Mariana no descubrió nada, demasiado preocupada por un eczema que le había aparecido a Fabián. Mientras Lucio lavaba los platos, Mariana acostó a los chicos y preparó un café que tomaron en la cocina, como hacían habitualmente. Hablaron de los hijos y Mariana le contó de los problemas de una maestra que había pedido licencia. Muy rara vez hablaban del trabajo de Lucio. Desde que eran novios, Mariana sabía que a Lucio no le gustaba sacar el tema y ella lo respetaba. Como respetaba sus silencios después de cada accidente. Se conformaba con estar cerca, no dejarle demasiado tiempo a solas para que Lucio pensara. Siempre estaba dispuesta a recibir a familiares, a amigos, a quien sea que entretuviera a su esposo y no lo hiciera pensar en los accidentes. Y cuando alguna madrugada él se despertaba en medio de una pesadilla, ella se levantaba para traerle un vaso de agua. Eran las únicas veces en las que él hablaba, le contaba detalles de ese rostro que lo miraba con horror, del ruido de un cuerpo que se quebraba en mil pedazos, del olor a sangre que quedaba impregnado en la cabina.

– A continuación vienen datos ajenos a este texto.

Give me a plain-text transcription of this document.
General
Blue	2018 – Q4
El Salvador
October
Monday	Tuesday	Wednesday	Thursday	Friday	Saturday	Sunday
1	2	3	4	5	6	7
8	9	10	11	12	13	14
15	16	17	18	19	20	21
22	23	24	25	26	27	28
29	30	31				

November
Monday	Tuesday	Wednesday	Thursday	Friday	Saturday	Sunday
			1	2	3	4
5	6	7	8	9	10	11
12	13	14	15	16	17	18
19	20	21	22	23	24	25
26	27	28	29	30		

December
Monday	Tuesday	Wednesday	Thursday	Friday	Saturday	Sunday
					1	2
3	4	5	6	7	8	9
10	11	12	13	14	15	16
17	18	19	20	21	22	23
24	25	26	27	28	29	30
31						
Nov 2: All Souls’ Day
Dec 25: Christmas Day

Ya en la habitación, iluminada por la luz del televisor, se desnudaron. Estaba por comenzar la telenovela que miraban juntos, aunque él solía quedarse dormido, por lo que al día siguiente trataba de adivinar qué había pasado en la emisión anterior. Vio a su mujer en bombacha poniéndose un camisón y pensó que le gustaba, que era una mujer que le resultaba atractiva. Esa noche la habría acariciado, la hubiera hecho acabar encima de él. Pero no se animaba. Se acomodaron en la cama y esta vez él no se durmió hasta sentir la respiración lenta y reposada de su esposa.